The remaining two seats are those that will be vacated by Pita Sharples and Tariana Turia. Mr Godfrey predicts that Tamaki Makaurau will fall to Labour, while Te Tai Hauauru is anyone’s guess.
In terms of my Poll of Polls, that largely allies with my assumptions, with Labour taking back Tamaki Makaurau. At this stage, I’m still keeping Te Tai Hauauru in the Maori Party column (at least, until electorate-level polling comes out there that shows something different).
Mr Godfrey’s analysis of the current state of Maori politics is interesting – that after the upheavals of Don Brash’s Orewa speech and the Foreshore & Seabed legislation that resulted in the birth of the Maori party, Maori politics has largely returned to stability. With stability, the Maori electorates return to type – back to Labour:
But the bigger picture is important too: conflict characterised the last decade in Maori politics. Think of Closing the Gaps, Orewa and the Foreshore and Seabed Act. The cruel irony is that the Maori Party has resolved much of that conflict – Whanau Ora has replaced Closing the Gaps, National has abandoned its Maori bashing tactics and the Foreshore and Seabed Act has been repealed and replaced – yet Labour will be the beneficiary.
That’s terribly unfair. But while stability returns to Maori politics, the Maori electorates appear to be reverting to type: Labour-led. Maori politics runs through cycles of uncertainty. When uncertainty and instability arises the Maori electorates turn against Labour. It almost happened with Matiu Rata while it actually happened in the 90s with New Zealand First and the 2000s with the Maori Party. The Young Maori Party was born amidst uncertainty and low confidence among Maori, but when certainty and confidence returned Labour and Ratana swept the Maori seats.

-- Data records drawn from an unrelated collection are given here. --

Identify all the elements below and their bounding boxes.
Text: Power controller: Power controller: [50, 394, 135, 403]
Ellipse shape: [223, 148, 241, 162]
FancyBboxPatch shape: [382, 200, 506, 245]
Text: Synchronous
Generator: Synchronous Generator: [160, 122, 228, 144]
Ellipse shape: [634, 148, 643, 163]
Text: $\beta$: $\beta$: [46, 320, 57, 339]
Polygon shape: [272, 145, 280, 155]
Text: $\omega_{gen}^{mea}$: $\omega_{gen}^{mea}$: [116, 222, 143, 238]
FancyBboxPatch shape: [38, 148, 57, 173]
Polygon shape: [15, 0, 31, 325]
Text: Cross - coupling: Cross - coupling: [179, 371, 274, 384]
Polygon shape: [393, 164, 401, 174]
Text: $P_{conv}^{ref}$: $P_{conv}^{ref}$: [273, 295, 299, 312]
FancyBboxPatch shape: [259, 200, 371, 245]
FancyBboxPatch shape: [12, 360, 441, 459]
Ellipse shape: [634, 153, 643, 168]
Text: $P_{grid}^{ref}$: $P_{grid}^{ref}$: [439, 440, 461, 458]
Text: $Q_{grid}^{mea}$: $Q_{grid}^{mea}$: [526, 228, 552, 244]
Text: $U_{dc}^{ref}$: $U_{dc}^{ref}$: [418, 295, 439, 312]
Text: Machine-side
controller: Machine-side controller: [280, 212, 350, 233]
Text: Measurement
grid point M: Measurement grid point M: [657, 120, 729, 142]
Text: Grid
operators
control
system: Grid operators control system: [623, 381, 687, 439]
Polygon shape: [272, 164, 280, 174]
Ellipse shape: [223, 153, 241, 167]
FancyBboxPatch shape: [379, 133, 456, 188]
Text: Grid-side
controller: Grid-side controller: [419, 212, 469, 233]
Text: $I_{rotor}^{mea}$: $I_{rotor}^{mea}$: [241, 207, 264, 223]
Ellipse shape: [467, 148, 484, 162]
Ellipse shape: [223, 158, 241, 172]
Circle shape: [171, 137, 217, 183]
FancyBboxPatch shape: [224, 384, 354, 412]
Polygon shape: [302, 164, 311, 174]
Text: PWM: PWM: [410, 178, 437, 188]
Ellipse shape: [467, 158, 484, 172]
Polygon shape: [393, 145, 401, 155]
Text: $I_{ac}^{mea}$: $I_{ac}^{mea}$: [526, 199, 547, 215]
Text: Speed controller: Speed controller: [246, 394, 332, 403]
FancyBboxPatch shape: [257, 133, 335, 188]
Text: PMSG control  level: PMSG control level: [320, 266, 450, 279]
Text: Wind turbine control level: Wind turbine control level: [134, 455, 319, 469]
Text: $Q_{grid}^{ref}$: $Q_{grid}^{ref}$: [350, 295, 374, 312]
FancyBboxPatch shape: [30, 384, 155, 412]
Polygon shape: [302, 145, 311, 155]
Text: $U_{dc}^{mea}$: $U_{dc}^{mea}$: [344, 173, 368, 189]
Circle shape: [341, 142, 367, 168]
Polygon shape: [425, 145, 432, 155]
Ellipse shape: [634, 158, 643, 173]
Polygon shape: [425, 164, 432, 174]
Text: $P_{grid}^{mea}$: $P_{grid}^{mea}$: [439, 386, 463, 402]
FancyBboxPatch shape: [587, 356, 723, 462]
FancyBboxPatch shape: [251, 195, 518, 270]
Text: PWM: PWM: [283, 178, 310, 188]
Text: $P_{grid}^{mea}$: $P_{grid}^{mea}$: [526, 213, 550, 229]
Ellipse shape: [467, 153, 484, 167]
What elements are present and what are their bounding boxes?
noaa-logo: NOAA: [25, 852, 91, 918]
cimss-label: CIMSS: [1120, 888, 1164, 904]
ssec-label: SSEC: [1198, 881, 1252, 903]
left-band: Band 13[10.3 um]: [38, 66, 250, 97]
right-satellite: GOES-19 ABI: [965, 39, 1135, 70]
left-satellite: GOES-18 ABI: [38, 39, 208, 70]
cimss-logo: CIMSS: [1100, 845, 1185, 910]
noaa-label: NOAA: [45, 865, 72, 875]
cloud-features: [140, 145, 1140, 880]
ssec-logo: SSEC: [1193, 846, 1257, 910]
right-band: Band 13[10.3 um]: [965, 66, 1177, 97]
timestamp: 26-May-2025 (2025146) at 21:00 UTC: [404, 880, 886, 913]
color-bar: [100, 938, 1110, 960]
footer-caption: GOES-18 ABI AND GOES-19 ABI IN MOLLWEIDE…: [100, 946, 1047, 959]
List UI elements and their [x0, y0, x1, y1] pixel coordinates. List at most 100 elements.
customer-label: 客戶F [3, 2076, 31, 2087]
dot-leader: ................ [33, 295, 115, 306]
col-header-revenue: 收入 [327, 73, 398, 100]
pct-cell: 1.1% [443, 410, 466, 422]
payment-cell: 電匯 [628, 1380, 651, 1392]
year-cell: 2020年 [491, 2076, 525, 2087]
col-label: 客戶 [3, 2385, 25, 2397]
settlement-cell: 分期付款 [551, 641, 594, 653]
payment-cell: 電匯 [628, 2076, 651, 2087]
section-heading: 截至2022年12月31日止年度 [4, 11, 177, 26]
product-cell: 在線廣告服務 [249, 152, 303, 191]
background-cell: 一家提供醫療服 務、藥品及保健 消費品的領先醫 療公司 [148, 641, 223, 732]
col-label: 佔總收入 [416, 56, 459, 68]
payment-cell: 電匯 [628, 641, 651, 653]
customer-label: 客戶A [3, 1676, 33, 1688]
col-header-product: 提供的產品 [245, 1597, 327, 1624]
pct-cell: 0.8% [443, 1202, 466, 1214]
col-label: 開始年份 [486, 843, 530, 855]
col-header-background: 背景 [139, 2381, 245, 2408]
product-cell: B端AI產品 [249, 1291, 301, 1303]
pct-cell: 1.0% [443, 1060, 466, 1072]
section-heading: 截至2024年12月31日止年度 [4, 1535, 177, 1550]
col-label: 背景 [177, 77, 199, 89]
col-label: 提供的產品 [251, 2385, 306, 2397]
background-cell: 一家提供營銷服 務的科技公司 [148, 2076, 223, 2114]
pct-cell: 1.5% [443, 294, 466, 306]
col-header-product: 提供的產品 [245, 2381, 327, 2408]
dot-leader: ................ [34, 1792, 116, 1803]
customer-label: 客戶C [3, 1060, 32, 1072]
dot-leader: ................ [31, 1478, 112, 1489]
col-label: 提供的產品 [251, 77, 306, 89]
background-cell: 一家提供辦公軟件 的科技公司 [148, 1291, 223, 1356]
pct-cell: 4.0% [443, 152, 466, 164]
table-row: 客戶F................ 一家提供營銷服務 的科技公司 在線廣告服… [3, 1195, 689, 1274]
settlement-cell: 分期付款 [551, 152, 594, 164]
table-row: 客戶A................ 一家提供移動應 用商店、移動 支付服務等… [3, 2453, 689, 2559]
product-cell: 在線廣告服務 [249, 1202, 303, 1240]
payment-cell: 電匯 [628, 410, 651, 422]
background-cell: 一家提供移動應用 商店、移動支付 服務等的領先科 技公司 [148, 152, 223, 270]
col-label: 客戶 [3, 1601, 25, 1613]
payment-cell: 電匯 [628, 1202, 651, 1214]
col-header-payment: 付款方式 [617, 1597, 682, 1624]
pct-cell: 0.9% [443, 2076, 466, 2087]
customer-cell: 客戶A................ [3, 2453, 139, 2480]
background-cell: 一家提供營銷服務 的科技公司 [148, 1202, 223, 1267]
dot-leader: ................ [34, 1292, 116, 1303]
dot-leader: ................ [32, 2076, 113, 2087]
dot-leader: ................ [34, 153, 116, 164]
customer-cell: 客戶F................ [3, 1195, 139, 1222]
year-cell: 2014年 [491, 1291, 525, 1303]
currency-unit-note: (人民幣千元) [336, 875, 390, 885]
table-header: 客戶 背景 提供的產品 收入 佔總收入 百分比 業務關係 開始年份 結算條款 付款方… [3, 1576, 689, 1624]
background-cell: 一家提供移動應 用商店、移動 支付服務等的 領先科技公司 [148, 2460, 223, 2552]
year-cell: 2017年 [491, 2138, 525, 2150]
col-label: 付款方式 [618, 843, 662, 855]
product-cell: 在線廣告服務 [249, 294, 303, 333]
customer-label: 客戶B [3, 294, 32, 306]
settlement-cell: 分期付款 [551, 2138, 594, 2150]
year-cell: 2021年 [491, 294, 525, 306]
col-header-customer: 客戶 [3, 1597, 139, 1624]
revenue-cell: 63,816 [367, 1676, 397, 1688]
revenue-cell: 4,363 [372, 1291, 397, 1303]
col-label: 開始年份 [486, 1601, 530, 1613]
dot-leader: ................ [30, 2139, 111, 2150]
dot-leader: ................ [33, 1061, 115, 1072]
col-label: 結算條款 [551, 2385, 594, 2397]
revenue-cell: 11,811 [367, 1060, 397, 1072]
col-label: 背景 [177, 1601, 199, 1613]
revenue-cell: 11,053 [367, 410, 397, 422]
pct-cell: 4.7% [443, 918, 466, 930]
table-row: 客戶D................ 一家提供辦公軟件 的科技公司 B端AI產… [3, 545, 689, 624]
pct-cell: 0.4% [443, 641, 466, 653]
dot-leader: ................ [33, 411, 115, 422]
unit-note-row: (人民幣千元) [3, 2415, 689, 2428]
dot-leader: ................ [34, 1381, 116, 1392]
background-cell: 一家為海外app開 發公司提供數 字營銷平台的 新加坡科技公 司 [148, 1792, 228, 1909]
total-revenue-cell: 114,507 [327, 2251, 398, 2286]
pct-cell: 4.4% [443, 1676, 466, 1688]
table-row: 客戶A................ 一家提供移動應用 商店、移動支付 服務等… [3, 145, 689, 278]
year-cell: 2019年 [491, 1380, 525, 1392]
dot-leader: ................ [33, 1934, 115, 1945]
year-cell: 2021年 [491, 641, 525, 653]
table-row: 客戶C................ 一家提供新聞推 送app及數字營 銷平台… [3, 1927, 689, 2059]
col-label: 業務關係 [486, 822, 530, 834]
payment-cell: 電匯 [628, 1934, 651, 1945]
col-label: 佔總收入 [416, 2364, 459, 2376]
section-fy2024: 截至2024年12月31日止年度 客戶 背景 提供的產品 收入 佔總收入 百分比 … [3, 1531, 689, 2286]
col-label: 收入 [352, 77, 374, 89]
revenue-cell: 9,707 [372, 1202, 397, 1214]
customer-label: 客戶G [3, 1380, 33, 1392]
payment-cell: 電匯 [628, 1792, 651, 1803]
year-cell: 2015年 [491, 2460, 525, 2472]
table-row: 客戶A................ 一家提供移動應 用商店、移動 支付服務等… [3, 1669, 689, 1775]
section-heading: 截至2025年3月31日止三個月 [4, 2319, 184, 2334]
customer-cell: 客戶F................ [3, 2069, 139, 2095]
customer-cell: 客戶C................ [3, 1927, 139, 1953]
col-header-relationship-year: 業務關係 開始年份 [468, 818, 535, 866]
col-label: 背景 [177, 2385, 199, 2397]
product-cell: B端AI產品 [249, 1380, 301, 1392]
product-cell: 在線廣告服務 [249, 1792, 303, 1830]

There was a window of opportunity when Mana and the Maori Party might have challenged that cycle. But I think that window has passed. The best they can hope to do is retain what they have.
It’ll be interesting to see whether Tariana Turia’s mana keeps Te Tai Hauauru in Maori Party hands this election, or whether the tide really has swept out on the movement.